The lowering of outlook from stable (BBB+) to negative (BBB-) is expected to make external commercial borrowings expensive for Indian Inc. It may also have implications for the capital market.

"The outlook revision reflects our view of at least a one-in-three likelihood of a downgrade if the external position continues to deteriorate, growth prospects diminish or progress on fiscal reforms remains slow in a weakened political setting" said S & P's credit analyst Takahira Ogawa in a statement.

BBB- is the lowest investment grade rating.
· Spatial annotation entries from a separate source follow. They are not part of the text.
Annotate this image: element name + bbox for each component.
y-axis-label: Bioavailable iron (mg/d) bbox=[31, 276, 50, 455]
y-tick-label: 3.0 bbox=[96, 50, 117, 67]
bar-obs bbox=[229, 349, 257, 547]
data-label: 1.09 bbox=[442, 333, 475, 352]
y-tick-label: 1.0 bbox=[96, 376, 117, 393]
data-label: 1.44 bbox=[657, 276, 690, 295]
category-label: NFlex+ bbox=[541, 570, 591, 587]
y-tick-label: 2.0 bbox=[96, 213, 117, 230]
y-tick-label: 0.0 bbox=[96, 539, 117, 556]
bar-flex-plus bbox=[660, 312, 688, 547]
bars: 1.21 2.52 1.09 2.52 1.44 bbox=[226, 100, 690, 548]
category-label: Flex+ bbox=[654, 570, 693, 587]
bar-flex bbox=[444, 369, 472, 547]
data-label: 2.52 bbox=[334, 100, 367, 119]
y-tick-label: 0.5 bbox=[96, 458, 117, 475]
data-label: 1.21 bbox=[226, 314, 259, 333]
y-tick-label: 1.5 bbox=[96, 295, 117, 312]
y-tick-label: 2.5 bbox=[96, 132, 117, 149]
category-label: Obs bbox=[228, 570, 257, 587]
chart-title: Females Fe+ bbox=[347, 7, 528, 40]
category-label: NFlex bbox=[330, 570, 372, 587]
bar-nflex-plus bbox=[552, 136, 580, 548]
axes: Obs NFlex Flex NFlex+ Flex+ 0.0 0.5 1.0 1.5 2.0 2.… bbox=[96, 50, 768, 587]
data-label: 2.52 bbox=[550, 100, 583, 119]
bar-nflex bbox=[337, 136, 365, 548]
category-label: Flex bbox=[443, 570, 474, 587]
Commenting on the rating action, Jagannadham Thunuguntla, strategist and head of research at SMC Global Securities, said "Indian (new) sovereign rating is just one step away from junk bond status...Somehow I feel the dream of India growth story is coming to an end".

The negative outlook, the rating agency further said, signals likelihood of the downgrade of India's sovereign within the next 24 months. "A downgrade is likely if the country's economic growth prospects is dim, its external position deteriorates, its political climate worsens, or fiscal reforms slow", it said.

The lowering of rating outlook comes despite Finance Ministry pitching for an upgrade at the recent round of meetings between the officials and representatives of the S&P.

S&P's rating action provides timely warning: Pranab
Meanwhile, terming Standard and Poor's decision to lower India's credit rating outlook to negative as a "timely warning", Finance Minister Pranab Mukherjee on Wednesday said there is no need to panic as the government is committed to economic reforms.

"I am concerned but I don't feel panicky because I am confident that our economy will grow at 7 percent, around 7 percent if not plus. We will be able to control fiscal deficit and it will be around 5.1 percent", he told reporters here.

The Minister, however, said that government will take note of the S&P's decision to lower India's rating outlook to BBB- (the lowest investment grade rating) and work for achieving higher economic growth.

"So economic reforms will be on track. The reform process and necessary administrative decisions required to ensure that fiscal deficit is retained at projected level (will be taken).

"We should continue to work for higher GDP... We will take note. It is a timely warning", the Minister said.